Coker's directorial CV has to date been a rather singular one: a couple of gangster movies and no less than three films with 'Auschwitz' in the title. So Killer Tattooist is somewhat of a departure for him. It's a valiant attempt at a Brit cat and mouse serial killer film, but it's neither grisly enough (despite the butcher's shop quantities of chopped meat on display) nor tense enough to sustain interest. Kirk plays Nathan in a consistently restrained performance throughout, reasonably chilling in small doses but rather monochromatic over the course of a movie; even Stanley his pet crocodile (oh did I not mention that he has a pet croc to whom he feeds bits of his victims?) shows more latent ferocity. Killer Tattooist also feels oddly paced; Nathan's method of trap and kill is pretty much loaded upfront, so after a short time the movie has nowhere to go: the entrapment by Eva takes up too much of the film, and a final moment, which left turns into something more Satanic, can't save it.

Coven of Evil (UK 2020: Dir Matthew J. Lawrence) Rookie journalist Joe Lambert (John Thacker) writes his first piece for the national press, a somewhat sensational exposé of witchcraft and covens. Coven leader Evie (Samantha Moorhouse) tracks him down and calls him out about the article's inaccuracies. She invites him to spend some time with her fellow Wiccans, to understand more about their beliefs, on their remote farm.

When they arrive the rest of the coven, particularly Evie's husband Zander (a ferocious Craig R Mellor) is suspicious of the journalist. He's invited to participate in one of their rituals as coven member Talia (Lauren Ellen Wilson) is without an opposite number; like a square dance with robes. Kissi (Tracy Grabbitas), another group member, gives Joe a crafty drag on a joint, and before you know it, lightweight Joe is out of his gourd and having his way with Talia in front of the rest of them.

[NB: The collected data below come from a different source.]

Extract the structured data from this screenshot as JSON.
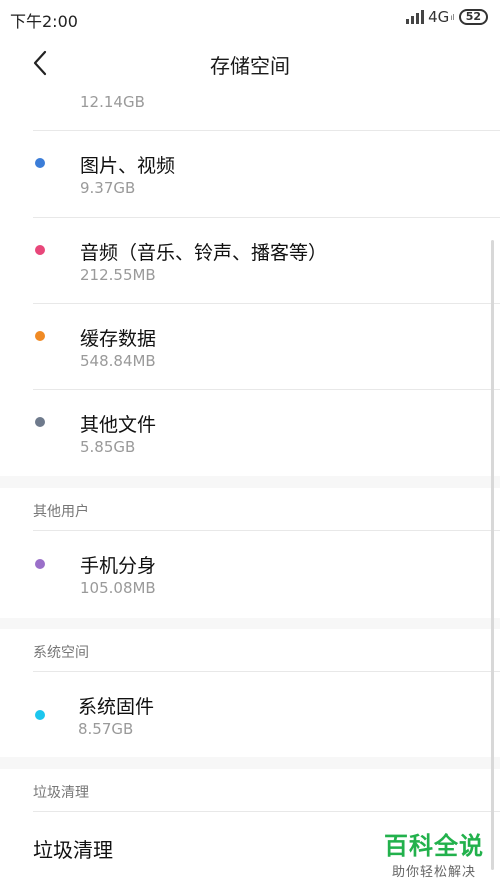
{
  "status_bar": {
    "time": "下午2:00",
    "network": "4G",
    "network_sub": "ıl",
    "battery": "52"
  },
  "header": {
    "title": "存储空间"
  },
  "storage_items": [
    {
      "label": "",
      "size": "12.14GB",
      "color": "#3b7dd8"
    },
    {
      "label": "图片、视频",
      "size": "9.37GB",
      "color": "#3b7dd8"
    },
    {
      "label": "音频（音乐、铃声、播客等）",
      "size": "212.55MB",
      "color": "#e8477a"
    },
    {
      "label": "缓存数据",
      "size": "548.84MB",
      "color": "#f08a24"
    },
    {
      "label": "其他文件",
      "size": "5.85GB",
      "color": "#6e7a8c"
    }
  ],
  "other_users": {
    "header": "其他用户",
    "items": [
      {
        "label": "手机分身",
        "size": "105.08MB",
        "color": "#9a6fc9"
      }
    ]
  },
  "system_space": {
    "header": "系统空间",
    "items": [
      {
        "label": "系统固件",
        "size": "8.57GB",
        "color": "#1cc6ee"
      }
    ]
  },
  "junk_cleanup": {
    "header": "垃圾清理",
    "item_label": "垃圾清理"
  },
  "watermark": {
    "main": "百科全说",
    "sub": "助你轻松解决"
  }
}
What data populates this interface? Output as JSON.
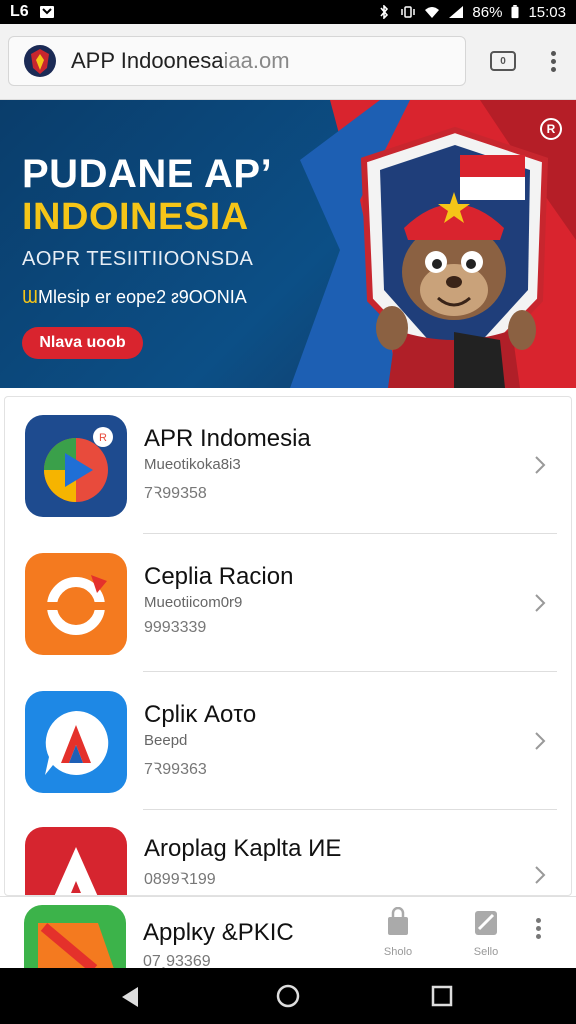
{
  "status_bar": {
    "left_items": [
      "L6"
    ],
    "battery": "86%",
    "time": "15:03"
  },
  "browser": {
    "url_main": "APP Indoonesa",
    "url_dim": "iaa.om",
    "tabs_count": "0"
  },
  "banner": {
    "title_line1": "PUDANE AP’",
    "title_line2": "INDOINESIA",
    "subtitle": "AOPR TESIITIIOONSDA",
    "tagline_accent": "Ɯ",
    "tagline": "Mlesip er eope2 ᴤ9OONIA",
    "cta": "Nlava uoob",
    "reg_mark": "R"
  },
  "apps": [
    {
      "name": "APR Indomesia",
      "developer": "Mueotikoka8i3",
      "count": "7Ꝛ99358"
    },
    {
      "name": "Ceplia Racion",
      "developer": "Mueotiicom0r9",
      "count": "9993339"
    },
    {
      "name": "Cpliκ Aoτo",
      "developer": "Beepd",
      "count": "7Ꝛ99363"
    },
    {
      "name": "Aroplag Kaplta ИE",
      "developer": "",
      "count": "0899Ꝛ199"
    },
    {
      "name": "Applκy &PKIC",
      "developer": "",
      "count": "07ꞈ93369"
    }
  ],
  "bottom_strip": {
    "item1_label": "Sholo",
    "item2_label": "Sello"
  },
  "colors": {
    "banner_blue": "#0c4f86",
    "banner_red": "#d9242e",
    "banner_yellow": "#f5c518"
  }
}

Somewhat embarrassed the morning after, Joe feels that he should leave, but the second sighting of a mysterious young girl in distress, Alice (Laura Peterson) makes his investigative hackles rise, and he decides to stay. Joe befriends and falls for Alice, who is Evie's sister and has been kept out of the coven's way, supposedly because she's been sick. Sadistic Zander regularly beats Alice with a belt for reasons which are initially unclear; it's important for him to keep her in line. But as the time of a solar eclipse approaches, a clearly crucial moment for the Wiccans, it becomes apparent that the coven may be less innocent than first thought, and that Alice and Joe may be in mortal danger.

Lawrence's second feature since his 2012 movie Tied in Blood is very much a film of two halves content wise: the first a kind of Wicca in the country social drama, and the second a ramped up chase and escape romp. Both halves have their darker side. In the first Zander's mistreatment of Alice (both actors very convincing in their roles) is hard to take; the second half, in which the real story unravels, is more straightforwardly nasty. And ok while some of the supporting cast don't convince, the movie is better for taking its time in establishing the characters. There are some impressive-on-a-small-budget folk horror moments, and Steve Kilpatrick's score is both varied and powerful, harking back to Jerry Goldsmith's work on 1976's The Omen in the more devilish moments. As always with these things some trims would have been good (100 minutes seems just a little too long when your resources are limited), but there's a pre-end credit scene which (and maybe it shouldn't have) put a smile on my face. Not nearly as bad as some critics have made out.